A visit to Google Earth can be instructive.
You might have already supposed that these would-be condominios are part of the wider phenomenon of over-exploitation of an actually limited economic opportunity that characterises so much of the 'entrepreneurial' exertions of La Antigua.
We've seen it with cyber cafés, then spas and now taco joints.
Or you could speculate that the relative returns from exploiting land for domestic real estate compared to say coffee cultivation are now so evident that speculators have been sucked into this marginal space somewhat feverishly.
But the truth is that a significant number of these walled compounds have been tellingly situated beside roads which line the edges of the big estates.
It's not that the big coffee fincas of DOC La Antigua are no longer able to make money from the bean.
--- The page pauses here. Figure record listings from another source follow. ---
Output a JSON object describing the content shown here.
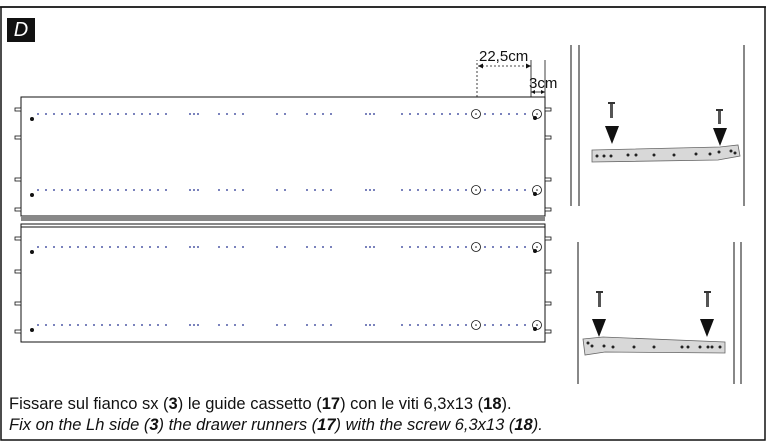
{
  "step": {
    "label": "D"
  },
  "dimensions": {
    "runner_offset": "22,5cm",
    "edge_offset": "3cm"
  },
  "caption": {
    "it": {
      "prefix": "Fissare sul fianco sx (",
      "n1": "3",
      "mid1": ") le guide cassetto (",
      "n2": "17",
      "mid2": ") con le viti 6,3x13 (",
      "n3": "18",
      "suffix": ")."
    },
    "en": {
      "prefix": "Fix on the Lh side (",
      "n1": "3",
      "mid1": ") the drawer runners (",
      "n2": "17",
      "mid2": ") with the screw 6,3x13 (",
      "n3": "18",
      "suffix": ")."
    }
  },
  "colors": {
    "dots": "#1c2a8c",
    "line": "#111111",
    "runner": "#d8d8d8"
  }
}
The sheer number of helicopters in the air around here at the weekends suggests otherwise. It's that advances in modern infrastructure over the past few decades have conspired to complicate their security issues.
And so the finqueros either sell off the land on the edge of their estates or elect to 'develop' these outlying terrenos themselves. The idea being that weekending capitalinos or gullible gringos can be unwittingly co-opted into the role of wachimen.
Even if nobody bites, they get a wall and a 24-hour guarida, which they have deemed sufficient deterrent to the incursive sort.